Opvang schoon hemelwater
In de hemelwatervoorziening dient enkel schoon hemelwater te worden opgevangen, waaraan geen verontreinigde stoffen worden toegevoegd. Uitloging bij infiltratie wordt voorkómen door alleen schoon hemelwater te infiltreren. Een infiltratievoorziening kan in dat opzicht tevens dienst doen als bodempassage, waarmee gezorgd wordt dat het hemelwater wordt ontdaan van (diffuse) verontreinigingen alvorens het infiltreert.

Voorkomen wateroverlast
Door bij het bepalen van het bouwpeil en afschot hiermee rekening te houden, wordt voorkomen dat water in het te realiseren gebouw kan vloeien. Daarnaast kan ten aanzien van wateroverlast voor derden worden gesteld dat hiervan geen sprake zal zijn.

6.4.3 Conclusie

Gelet op vorenstaande uiteenzetting vormt het aspect waterhuishouding geen onoverkomelijke belemmeringen voor voorliggende ontwikkeling.

6.5 Natuurbescherming

6.5.1 Algemeen

Bij het opstellen van ruimtelijke plannen moet rekening worden gehouden met de gevolgen van de ontwikkeling voor de natuur. Het natuurbeschermingsrecht is te vinden in verdragen, Europese en nationale regelgeving en in nationaal en provinciaal beleid. Vanuit de Europese regelgeving wordt met name nadruk gelegd op de bescherming van plant- en diersoorten (Vogelrichtlijn) en leefgebieden (Habitatrichtlijn). Ten behoeve hiervan zijn dan ook diverse beschermingsgebieden aangewezen. De belangrijkste beschermingszones zijn Natura 2000-gebieden. In het vervolg van deze paragraaf wordt specifiek ingegaan op respectievelijk gebiedsbescherming en soortenbescherming.

6.5.2 Gebiedsbescherming

De bescherming van Natura 2000-gebieden is geregeld in de Wet natuurbescherming, die de implementatie vormt van de Europese Vogelrichtlijn en Habitatrichtlijn. De Natura 2000-gebieden vormen samen een Europees netwerk van natuurgebieden: Natura 2000. Als ontwikkelingen (mogelijk) leiden tot aantasting van natuurwaarden binnen een Natura 2000-gebied, moet een vergunning worden aangevraagd. Gedeputeerde staten van de provincie zijn het bevoegd gezag voor verlening van deze vergunning. Indien eerst een omgevingsvergunning wordt aangevraagd voor een activiteit waarvoor tevens een vergunning op grond van de Wet natuurbescherming is vereist, dan haakt de natuurtoets aan bij de omgevingsvergunning. Daarnaast moet rekening worden gehouden met het beleid ten aanzien van het Natuurnetwerk Nederland (voorheen EHS). Ten aanzien van ontwikkelingen binnen het Natuurnetwerk Nederland geldt het 'nee, tenzij-principe'.

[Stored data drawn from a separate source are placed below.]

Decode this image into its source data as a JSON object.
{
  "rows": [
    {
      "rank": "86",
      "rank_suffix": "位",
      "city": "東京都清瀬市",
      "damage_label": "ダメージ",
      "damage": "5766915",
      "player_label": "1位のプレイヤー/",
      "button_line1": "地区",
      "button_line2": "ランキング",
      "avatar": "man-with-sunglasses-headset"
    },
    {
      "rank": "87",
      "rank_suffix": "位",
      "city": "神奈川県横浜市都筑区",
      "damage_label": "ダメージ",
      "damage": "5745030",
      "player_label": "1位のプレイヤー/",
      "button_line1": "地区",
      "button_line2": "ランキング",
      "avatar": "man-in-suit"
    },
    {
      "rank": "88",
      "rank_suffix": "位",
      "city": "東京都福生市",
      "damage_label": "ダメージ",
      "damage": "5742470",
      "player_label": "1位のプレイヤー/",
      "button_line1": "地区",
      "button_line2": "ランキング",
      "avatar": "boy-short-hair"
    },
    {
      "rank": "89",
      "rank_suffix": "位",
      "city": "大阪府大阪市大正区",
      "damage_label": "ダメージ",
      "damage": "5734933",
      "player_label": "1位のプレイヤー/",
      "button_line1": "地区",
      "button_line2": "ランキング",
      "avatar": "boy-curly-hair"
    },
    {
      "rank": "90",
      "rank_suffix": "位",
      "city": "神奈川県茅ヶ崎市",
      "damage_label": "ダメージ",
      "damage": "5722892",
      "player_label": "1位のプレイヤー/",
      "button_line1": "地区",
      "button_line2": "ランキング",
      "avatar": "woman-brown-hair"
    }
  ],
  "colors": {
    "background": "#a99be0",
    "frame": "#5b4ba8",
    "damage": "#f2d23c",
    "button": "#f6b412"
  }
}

Het plangebied ligt buiten de begrenzing van het Natuurnetwerk Nederland (NNN), daarnaast zijn volgens de provinciale verordening geen natuurwaarden binnen het plangebied aanwezig. Het meest nabijgelegen Natura 2000-gebied is 'Sarsven en De Banen'. Dit betreft een Habitatrichtlijngebied en ligt op ca. 3,1 km afstand ten zuidoosten van het plangebied.

afbeelding "i_NL.IMRO.0946.BPBredewegOng-VG01_0021.jpg"

Uitsnede kaart 'Natuur Ovl2014' met aanduiding plangebied

Omdat stikstofemissie mogelijk een effect kan veroorzaken op Natura 2000-gebieden, dient onderzocht te worden of er voor de planontwikkeling een vergunning in het kader van de Wet Natuurbescherming nodig is.

Effecten kunnen in beginsel alleen optreden door zogenaamde externe werking, waarbij veranderingen en activiteiten binnen de locatie kunnen leiden tot veranderingen van de milieusituatie in de natuurgebieden. Voor onderhavig planvoornemen betreft het de uitstoot van stikstof als gevolg van de realisatie en het gebruik ervan. Dit betekent dat moet worden beoordeeld of een natuurvergunning is vereist als gevolg van de uitstoot van stikstof tijdens de realisatiefase en het gebruik van de woningen na de realisatie.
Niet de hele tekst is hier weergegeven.